My shortlist of grilling oddities includes sesame oil-brushed, flame-roasted nori seaweed in Korea; grilled eggs (quartered and wrapped in lettuce leaves with fresh basil, mint, cilantro) and nuoc mam (sweet lime chili fish sauce) in Vietnam; chinchulines (chitlins) in Uruguay; choto (crusty coiled lambs’ intestines) in Argentina; and escargots grilled in the shells over grape-vine trimmings in France. 

The grills these are cooked on are as varied as the individual dishes: stone braziers in Korea, a charcoal-filled car wheel in Vietnam, oversize oak-burning grills in South America, and an outdoor fireplace in France. Chris, you mentioned one of my favorite grills, the Weber Ranch—which I am wont to describe as a kettle grill on steroids. Size does matter when it comes to many forms of barbecue, and this baby can cook 80 bratwurst, 12 beer-can chickens, eight pork shoulders, or four briskets—it can even handle a whole salmon or a small pig. The quarter-inch bar-steel grate lays on the handsomest of grill marks—unlike the thin chromed grate of the smaller kettle grill. The fact that it burns charcoal and can be used for direct grilling, indirect grilling, and smoking should please the Big Green Egg-loving Sara.
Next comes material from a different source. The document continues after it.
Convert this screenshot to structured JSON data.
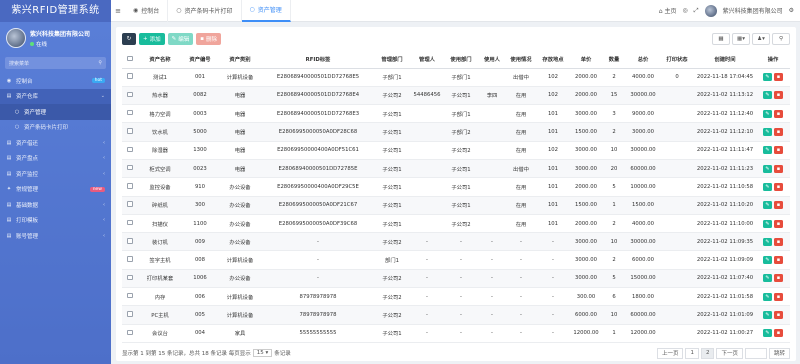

To cover or not to cover is a question I’m asked a lot, and it ties into your query, Chris, about covering the grill when you’re direct grilling. I follow what I call my “rule of palm.” For foods thinner than or as thick as the palm of one’s hand (shrimp, asparagus, chicken breasts, etc.), I leave the grill open. For thicker foods (spatchcock chickens, porterhouse steaks), I cover the grill half way through to speed up the cooking time. (You always cover the grill when indirect grilling or smoking.) Chris, you use an ingenious technique at your restaurant: covering tuna steaks and other thick-cut grilled meats with a metal pie pan to speed up the cooking.

So little space and so much to say. I haven’t even had a chance to touch on grilling accessories; cooking temperatures; or other cool things you can do with a Big Green Egg. But Sara, I will expand on your “last meal” question to include all food, not just barbecue—and you may be surprised to learn that if I had my way, this former Baltimore boy would dive into a pile of peppery Maryland steamed crabs.